Functionally, MUI packs for a certain product perform the same task as localized versions of those product, but with some key technical differences. While both localized versions of software and MUI versions display menus and dialogs in the targeted language, only localized versions have translated file and folder names. A localized version of Windows translates the base operating system, as well as all included programs, including file and folder names, objects names, strings in registry, and any other internal strings used by Windows into a particular language. Localized versions of Windows support upgrading from a previous localized version and user interface resources are completely localized, which is not the case for MUI versions of a product. MUI versions of a product do not contain translated administrative functions such as registry entries and items in Microsoft Management Console. The advantage of using MUIs over localized versions is each user on a computer could use a different language MUI without requiring different versions of software installed and dealing with the conflicts that could arise as a result. For example, using MUI technology, any version of Windows can host Windows applications in any other language.

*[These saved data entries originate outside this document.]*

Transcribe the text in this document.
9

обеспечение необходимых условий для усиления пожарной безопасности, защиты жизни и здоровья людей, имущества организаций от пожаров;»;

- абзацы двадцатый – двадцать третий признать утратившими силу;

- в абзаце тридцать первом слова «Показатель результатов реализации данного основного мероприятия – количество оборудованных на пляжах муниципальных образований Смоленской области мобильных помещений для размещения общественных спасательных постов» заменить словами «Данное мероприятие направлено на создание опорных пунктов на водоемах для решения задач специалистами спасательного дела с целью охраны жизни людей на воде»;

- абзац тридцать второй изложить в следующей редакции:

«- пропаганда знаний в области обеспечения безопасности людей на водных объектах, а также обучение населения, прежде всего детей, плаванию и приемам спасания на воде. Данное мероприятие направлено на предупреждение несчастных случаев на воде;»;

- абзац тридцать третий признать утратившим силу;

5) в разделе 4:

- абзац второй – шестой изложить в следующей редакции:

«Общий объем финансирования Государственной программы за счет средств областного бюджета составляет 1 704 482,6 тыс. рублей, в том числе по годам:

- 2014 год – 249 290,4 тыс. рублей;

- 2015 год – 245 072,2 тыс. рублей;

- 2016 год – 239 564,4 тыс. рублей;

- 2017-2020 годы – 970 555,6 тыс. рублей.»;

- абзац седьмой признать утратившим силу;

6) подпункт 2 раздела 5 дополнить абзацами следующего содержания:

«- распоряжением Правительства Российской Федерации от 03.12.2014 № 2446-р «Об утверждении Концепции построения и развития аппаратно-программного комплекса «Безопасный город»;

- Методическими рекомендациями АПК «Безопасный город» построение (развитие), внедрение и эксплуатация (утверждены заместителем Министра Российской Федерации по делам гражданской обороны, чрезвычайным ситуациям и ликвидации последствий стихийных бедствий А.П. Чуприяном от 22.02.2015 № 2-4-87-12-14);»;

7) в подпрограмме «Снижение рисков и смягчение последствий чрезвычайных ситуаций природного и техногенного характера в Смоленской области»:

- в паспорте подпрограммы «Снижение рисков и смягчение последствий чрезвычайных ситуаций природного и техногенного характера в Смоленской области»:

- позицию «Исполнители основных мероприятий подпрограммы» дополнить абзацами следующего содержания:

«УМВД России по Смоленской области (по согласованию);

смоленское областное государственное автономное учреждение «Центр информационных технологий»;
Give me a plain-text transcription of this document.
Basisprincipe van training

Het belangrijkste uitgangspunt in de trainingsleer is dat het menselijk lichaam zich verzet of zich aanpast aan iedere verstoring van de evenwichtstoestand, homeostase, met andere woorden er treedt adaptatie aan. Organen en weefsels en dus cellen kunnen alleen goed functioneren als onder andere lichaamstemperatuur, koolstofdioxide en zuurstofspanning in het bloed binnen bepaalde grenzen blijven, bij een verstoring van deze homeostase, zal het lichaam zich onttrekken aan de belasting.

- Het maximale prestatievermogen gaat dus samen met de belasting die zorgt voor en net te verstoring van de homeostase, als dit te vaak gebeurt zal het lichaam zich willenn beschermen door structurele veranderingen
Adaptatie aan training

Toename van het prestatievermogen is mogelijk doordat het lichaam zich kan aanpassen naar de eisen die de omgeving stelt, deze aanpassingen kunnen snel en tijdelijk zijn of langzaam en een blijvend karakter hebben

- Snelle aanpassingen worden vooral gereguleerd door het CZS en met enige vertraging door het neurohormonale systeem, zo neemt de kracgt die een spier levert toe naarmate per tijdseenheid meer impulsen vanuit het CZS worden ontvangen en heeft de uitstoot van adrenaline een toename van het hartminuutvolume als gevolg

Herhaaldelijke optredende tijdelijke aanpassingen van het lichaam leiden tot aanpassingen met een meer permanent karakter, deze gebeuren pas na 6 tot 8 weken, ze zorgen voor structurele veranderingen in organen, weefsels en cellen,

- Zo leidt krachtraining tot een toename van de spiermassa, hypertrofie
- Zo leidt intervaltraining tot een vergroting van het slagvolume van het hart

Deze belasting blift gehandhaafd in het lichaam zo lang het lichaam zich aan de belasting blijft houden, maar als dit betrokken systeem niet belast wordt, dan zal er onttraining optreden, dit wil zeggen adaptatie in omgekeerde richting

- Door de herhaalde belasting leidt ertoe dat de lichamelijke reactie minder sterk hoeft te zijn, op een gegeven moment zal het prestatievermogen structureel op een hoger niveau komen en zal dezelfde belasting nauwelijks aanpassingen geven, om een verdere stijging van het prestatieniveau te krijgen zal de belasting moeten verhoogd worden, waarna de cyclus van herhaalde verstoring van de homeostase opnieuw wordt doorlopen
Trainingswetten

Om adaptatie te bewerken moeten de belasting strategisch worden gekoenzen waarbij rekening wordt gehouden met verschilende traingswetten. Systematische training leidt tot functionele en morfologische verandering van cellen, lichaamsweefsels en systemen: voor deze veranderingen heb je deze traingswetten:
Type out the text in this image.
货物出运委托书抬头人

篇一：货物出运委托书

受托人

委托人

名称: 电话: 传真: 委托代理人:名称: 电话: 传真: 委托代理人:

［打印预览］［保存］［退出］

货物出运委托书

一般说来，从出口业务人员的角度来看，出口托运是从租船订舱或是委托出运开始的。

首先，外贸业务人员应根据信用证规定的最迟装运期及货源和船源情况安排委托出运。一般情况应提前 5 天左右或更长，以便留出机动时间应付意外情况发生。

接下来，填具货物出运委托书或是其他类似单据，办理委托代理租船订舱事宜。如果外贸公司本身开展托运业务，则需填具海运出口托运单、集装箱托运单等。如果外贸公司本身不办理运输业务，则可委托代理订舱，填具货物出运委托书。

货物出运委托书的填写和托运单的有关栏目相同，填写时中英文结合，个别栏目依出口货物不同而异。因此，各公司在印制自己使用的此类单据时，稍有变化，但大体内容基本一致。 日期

MUI products are available only through volume agreements from Microsoft. They are not available through retail channels. However, some OEMs distribute the product.
Up to Windows XP, MUI packs for a product are applied on top of an English version to provide a localized user experience. Windows Vista further advances MUI technology with support for single, language-neutral, language-independent binary files supporting multiple language skins, with the language-specific resources contained in separate binaries. The MUI architecture separates the language resources for the user interface from the binary code of the operating system. This separation makes it possible to change languages completely without changing the core binaries of Windows Vista, or to have multiple languages installed on the same computer while using the same core binaries. Languages are applied as language packs containing the resources required to localize part of or the entire user interface in Windows Vista.
Beginning with Windows Vista, the set of associated MUI APIs are also made available to developers for application development.